In the House races, Common Cause reported, 25 candidates, all of them incumbents, each had more than $300,000 in the bank at the end of September. The leaders were Reps. W. Henson Moore (R-La.), $655,658; Stephen J. Solarz (D-N.Y.), $607,991; and Dan Rostenkowski (D-Ill.), $576,037.
Moore, like Johnston, won reelection last month. Rostenkowski, the influential chairman of the House Ways and Means Committee, and Solarz, who is looking for his sixth term, are considered shoo-ins.
Spending also hit new highs, according to Common Cause, with House candidates having paid out $100.7 million through the end of September and Senate candidates, $95.5 million.
In the presidential race, the Reagan-Bush campaign and the Mondale-Ferraro committee filed even more updated reports yesterday, covering expenses through Oct. 17.
The Reagan-Bush organization reported net spending of $25.6 million in public funds since the Republican convention and cash on hand of $15.2 million for the final stretch. The Mondale-Ferraro campaign said it had expenses of $26.5 million and cash on hand as of Oct. 17 of $13.3 million.

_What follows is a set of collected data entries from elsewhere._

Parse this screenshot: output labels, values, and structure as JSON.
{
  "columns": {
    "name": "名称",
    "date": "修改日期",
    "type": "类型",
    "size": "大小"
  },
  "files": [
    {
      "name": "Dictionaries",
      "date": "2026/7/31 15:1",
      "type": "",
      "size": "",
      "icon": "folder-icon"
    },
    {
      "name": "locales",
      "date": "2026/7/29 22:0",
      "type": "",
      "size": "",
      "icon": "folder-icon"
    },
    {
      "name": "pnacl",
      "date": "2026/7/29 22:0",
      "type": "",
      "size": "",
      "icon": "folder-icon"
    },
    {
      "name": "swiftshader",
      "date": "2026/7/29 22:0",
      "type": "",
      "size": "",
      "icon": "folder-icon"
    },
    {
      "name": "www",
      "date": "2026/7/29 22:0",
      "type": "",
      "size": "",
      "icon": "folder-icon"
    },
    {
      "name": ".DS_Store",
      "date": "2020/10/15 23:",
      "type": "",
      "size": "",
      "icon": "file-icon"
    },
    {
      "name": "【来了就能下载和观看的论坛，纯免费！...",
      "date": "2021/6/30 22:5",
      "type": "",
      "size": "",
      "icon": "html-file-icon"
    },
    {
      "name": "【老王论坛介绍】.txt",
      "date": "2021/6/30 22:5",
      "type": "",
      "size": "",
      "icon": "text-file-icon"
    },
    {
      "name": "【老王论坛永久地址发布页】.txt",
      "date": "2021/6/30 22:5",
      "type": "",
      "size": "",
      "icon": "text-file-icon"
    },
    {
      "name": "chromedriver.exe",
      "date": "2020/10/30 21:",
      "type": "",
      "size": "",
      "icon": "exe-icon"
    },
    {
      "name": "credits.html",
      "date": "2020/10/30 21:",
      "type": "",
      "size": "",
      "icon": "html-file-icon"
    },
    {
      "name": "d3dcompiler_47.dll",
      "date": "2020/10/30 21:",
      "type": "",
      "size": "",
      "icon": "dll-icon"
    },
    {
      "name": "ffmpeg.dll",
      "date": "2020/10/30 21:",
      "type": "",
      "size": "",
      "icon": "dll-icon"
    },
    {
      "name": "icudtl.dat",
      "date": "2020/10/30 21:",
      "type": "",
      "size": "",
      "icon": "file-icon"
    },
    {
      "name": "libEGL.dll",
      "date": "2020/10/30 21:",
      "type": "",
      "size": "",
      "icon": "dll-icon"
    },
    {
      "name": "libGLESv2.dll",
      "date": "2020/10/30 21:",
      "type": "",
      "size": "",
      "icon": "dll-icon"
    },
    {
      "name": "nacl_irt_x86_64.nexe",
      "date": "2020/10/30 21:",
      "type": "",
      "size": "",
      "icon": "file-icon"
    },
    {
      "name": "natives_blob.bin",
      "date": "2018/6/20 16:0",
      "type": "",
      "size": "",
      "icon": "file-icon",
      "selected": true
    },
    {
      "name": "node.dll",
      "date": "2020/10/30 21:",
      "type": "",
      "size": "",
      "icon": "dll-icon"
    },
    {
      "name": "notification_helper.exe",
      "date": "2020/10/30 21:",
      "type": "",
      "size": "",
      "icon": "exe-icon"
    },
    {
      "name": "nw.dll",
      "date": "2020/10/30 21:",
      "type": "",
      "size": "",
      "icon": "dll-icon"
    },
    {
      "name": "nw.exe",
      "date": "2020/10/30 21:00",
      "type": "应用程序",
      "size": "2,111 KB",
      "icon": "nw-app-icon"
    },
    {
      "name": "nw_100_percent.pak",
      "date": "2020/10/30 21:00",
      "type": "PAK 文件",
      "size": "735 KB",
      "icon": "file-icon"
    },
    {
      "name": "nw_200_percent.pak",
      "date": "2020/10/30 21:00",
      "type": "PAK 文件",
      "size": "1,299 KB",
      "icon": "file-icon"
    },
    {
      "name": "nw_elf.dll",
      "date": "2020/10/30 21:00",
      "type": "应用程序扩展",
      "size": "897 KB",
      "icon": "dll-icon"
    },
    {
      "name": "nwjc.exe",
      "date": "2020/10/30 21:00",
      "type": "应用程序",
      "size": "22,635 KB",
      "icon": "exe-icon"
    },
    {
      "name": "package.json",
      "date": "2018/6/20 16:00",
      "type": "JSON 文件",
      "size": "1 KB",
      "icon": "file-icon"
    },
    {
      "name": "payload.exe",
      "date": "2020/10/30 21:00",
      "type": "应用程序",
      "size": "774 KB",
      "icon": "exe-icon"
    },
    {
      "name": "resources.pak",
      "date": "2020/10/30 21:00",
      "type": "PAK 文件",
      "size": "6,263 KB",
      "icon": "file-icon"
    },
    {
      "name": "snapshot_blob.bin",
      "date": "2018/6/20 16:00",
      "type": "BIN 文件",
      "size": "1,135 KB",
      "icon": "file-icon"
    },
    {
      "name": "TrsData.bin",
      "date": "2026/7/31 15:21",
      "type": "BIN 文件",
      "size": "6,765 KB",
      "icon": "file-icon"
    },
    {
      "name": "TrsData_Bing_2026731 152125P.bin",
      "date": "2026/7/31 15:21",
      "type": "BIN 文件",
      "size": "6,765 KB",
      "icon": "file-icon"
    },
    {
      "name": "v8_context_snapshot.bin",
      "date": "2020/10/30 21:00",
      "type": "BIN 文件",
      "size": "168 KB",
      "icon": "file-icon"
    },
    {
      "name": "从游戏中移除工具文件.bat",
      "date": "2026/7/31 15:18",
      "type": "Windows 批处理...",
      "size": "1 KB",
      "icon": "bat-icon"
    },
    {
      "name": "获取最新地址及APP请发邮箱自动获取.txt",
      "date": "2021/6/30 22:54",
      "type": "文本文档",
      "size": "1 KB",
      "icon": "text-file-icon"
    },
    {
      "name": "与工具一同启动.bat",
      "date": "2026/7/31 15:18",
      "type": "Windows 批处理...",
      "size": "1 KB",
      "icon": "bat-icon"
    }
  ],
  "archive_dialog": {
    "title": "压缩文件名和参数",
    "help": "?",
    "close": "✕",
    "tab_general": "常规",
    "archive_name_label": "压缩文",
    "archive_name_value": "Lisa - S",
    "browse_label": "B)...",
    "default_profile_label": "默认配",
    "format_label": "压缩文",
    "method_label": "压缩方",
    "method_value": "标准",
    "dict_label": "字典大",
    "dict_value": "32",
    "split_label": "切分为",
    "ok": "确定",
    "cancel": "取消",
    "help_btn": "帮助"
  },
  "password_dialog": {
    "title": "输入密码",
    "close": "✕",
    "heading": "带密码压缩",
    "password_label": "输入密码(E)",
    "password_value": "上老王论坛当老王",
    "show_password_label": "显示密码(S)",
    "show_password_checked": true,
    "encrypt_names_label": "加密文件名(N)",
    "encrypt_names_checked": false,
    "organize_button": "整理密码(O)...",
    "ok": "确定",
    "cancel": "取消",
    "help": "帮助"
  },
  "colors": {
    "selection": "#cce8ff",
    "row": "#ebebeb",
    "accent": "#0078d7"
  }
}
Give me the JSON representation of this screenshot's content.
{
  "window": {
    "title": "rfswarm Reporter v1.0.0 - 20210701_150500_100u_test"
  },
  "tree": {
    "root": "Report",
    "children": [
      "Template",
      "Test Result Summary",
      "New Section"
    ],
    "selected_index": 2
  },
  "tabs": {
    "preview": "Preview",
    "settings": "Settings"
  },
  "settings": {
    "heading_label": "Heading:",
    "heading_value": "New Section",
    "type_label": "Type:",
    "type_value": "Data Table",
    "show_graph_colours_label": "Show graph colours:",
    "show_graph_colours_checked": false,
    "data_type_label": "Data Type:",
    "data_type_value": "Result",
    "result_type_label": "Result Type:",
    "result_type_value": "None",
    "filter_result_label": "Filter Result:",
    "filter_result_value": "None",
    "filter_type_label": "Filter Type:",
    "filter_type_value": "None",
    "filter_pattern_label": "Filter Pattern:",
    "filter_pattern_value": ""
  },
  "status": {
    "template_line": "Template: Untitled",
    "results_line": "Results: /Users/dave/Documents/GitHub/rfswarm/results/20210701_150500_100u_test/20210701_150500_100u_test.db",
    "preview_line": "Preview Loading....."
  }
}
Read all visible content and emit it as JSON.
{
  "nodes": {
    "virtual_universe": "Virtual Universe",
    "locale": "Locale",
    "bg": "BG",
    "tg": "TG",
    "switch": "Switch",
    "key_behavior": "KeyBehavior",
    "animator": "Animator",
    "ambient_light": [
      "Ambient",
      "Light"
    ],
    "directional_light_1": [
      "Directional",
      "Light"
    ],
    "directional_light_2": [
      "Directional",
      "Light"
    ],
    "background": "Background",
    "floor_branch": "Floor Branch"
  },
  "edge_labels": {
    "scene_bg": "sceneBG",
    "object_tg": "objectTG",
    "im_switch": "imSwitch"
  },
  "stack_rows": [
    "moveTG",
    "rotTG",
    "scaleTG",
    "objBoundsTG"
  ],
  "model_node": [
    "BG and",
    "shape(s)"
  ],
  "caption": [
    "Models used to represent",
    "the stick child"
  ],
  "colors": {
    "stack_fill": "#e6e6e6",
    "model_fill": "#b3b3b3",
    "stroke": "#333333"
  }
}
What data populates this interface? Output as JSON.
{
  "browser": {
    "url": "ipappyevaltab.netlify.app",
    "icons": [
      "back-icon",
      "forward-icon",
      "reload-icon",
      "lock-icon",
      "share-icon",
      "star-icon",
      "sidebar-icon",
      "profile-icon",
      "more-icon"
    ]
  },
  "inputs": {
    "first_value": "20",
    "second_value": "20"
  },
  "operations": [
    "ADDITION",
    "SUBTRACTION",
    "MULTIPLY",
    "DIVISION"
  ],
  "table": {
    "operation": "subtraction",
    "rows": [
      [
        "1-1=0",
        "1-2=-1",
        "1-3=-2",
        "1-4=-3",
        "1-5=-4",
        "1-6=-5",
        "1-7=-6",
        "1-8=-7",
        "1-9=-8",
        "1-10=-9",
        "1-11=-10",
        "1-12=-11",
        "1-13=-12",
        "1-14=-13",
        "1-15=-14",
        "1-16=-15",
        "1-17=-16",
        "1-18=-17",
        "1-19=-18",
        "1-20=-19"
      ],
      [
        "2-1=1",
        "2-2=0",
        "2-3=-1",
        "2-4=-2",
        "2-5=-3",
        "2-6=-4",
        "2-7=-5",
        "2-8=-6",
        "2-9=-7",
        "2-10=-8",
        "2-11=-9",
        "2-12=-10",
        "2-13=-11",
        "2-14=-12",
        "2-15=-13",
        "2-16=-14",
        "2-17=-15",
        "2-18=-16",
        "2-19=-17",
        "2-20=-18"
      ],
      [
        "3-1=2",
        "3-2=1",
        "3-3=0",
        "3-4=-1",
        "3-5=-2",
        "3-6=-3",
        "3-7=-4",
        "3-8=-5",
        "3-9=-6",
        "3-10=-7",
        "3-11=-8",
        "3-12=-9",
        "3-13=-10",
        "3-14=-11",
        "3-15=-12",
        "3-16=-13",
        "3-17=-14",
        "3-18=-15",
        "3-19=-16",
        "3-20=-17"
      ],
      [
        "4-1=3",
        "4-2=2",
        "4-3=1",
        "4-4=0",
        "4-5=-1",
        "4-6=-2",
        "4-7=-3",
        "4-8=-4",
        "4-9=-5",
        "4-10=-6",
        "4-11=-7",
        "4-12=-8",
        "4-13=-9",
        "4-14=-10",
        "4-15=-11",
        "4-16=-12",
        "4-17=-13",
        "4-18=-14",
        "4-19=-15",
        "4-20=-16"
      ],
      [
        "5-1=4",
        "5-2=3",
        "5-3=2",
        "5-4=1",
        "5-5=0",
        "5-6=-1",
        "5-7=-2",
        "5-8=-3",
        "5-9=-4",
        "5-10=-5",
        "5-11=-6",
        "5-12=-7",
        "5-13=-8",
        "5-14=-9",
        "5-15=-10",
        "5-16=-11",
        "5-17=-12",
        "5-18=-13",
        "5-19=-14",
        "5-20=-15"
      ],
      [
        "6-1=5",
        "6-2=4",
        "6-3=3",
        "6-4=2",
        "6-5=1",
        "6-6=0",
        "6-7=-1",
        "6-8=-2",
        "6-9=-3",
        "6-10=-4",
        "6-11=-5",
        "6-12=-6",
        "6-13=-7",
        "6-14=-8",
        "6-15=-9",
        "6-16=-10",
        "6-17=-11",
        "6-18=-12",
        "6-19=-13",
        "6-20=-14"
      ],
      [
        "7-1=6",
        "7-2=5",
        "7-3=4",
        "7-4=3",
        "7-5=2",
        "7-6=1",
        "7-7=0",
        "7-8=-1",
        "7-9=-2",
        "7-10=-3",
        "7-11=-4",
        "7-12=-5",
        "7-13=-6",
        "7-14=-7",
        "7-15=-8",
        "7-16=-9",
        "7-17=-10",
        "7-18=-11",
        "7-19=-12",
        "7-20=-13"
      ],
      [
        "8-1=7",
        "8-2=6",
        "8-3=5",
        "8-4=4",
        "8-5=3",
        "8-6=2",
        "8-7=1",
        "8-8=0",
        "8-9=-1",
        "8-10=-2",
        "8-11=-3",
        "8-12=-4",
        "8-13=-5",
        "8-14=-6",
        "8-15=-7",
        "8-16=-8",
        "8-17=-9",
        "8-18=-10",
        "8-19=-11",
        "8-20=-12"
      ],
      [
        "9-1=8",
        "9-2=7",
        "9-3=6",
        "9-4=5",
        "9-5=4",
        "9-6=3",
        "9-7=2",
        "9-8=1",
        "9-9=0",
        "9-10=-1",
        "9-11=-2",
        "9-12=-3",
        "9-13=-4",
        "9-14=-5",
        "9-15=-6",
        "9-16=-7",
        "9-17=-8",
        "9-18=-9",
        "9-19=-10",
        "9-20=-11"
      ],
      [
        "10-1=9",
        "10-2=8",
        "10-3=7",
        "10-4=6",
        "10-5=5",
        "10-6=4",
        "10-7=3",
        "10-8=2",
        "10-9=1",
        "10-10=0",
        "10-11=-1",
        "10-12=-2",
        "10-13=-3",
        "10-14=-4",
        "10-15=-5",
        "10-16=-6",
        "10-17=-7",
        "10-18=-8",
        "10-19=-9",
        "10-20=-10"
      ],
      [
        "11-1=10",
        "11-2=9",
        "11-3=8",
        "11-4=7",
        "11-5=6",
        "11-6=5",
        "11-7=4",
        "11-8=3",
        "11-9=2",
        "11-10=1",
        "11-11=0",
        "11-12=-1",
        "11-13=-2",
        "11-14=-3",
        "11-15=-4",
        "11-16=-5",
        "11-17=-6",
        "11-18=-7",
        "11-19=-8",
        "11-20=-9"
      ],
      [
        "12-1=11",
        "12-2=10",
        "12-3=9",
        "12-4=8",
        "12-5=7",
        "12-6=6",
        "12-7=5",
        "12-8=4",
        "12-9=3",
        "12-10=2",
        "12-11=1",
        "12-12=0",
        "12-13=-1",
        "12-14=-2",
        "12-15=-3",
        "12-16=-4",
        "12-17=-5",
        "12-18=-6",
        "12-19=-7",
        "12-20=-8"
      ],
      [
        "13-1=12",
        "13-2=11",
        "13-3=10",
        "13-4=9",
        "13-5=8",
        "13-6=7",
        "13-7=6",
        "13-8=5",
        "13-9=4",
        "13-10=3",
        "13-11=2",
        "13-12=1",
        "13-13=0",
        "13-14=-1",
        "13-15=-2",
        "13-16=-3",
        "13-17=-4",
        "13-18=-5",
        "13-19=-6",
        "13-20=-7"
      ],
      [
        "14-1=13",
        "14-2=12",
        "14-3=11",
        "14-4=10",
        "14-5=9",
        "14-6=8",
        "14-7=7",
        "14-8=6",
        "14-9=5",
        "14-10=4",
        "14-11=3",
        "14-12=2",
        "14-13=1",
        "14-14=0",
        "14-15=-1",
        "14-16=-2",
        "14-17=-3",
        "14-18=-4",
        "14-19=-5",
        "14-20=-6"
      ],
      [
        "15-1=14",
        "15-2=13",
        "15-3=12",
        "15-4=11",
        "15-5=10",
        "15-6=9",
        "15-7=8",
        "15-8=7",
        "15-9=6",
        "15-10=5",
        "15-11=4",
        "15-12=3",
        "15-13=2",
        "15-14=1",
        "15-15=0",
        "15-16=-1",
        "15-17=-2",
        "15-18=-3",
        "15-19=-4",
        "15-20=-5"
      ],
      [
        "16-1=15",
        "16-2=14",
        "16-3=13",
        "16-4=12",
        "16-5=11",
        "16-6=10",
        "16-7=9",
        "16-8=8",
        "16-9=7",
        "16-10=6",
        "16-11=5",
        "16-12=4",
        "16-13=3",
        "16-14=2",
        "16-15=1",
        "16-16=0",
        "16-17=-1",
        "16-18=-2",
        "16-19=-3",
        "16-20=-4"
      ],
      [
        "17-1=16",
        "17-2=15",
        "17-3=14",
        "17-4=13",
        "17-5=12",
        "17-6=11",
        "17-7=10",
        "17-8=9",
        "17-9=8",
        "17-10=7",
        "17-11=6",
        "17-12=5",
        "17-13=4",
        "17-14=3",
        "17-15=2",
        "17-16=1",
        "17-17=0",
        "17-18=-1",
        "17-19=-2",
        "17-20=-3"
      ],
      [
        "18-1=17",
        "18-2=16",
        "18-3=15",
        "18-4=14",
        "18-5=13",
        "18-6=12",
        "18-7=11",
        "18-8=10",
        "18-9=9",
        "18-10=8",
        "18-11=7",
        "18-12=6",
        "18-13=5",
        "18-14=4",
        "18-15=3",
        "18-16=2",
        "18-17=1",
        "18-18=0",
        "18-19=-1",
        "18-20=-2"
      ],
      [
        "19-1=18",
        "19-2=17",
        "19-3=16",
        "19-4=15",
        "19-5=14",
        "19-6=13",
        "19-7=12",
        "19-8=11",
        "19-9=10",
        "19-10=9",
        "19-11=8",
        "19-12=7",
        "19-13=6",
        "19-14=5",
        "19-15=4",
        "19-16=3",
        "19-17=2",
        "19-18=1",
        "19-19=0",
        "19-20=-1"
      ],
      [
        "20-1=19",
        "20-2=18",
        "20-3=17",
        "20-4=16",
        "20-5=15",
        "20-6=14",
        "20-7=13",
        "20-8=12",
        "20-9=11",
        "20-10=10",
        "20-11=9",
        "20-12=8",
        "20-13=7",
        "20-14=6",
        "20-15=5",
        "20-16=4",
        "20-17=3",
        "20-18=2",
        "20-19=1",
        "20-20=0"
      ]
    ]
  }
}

Three Senate candidates already have spent more this year than the leading spender of 1982, Mark Dayton of Minnesota, who spent $7.1 million in a losing campaign.
With the final and most expensive month still to go, Sen. Jesse Helms (R-N.C.) reported spending $12.8 million since Jan. 1, 1983; Gov. John D. Rockefeller IV (D-W.Va.), $7.8 milllion, and Helms' opponent, Gov. James B. Hunt (D-N.C.), $7.2 million.
In the House, Common Cause reported, 15 candidates, 10 of them incumbents, have spent nearly $500,000 each. At the top of the list are Rep. Joseph P. Addabbo (D-N.Y.), who won a vigorously contested primary last month, with expenses of $832,695; Rep. James Jones (D-Okla.), who faces a strong challenge, $768,703; and Manhattan Borough President Andrew Stein (D-N.Y.), who is challenging Rep. Bill Green, $753,489.
The North Carolina race between Helms and Hunt is the most expensive Senate campaign in history, its $19,995,021 price tag as of Sept. 30 already having eclipsed the $12.4 million record set in 1982 in California by Sen. Pete Wilson (R) and Gov. Jerry Brown (D).
The House races between Stein and Green (R-N.Y.) in Manhattan's Silk Stocking district, and between Jones and Oklahoma Republican Frank Keating in Tulsa, have already cost more than $1 million each. Two others, one in California and one in Oregon, have passed the $900,000 mark.
The Federal Election Commission confirmed in another study released yesterday that PAC spending has skyrocketed. Political action committees, the FEC said, contributed $57 million to federal candidates in the 18-month period that ended June 30, a 50 percent increase over the comparable 1981-82 figure.
Corporate PACs, which now number 1,763, led the way with $21.5 million in contributions; trade associations, health groups and other membership organizations were next with $13.6 million, and labor union PACs were third with $12.7 million.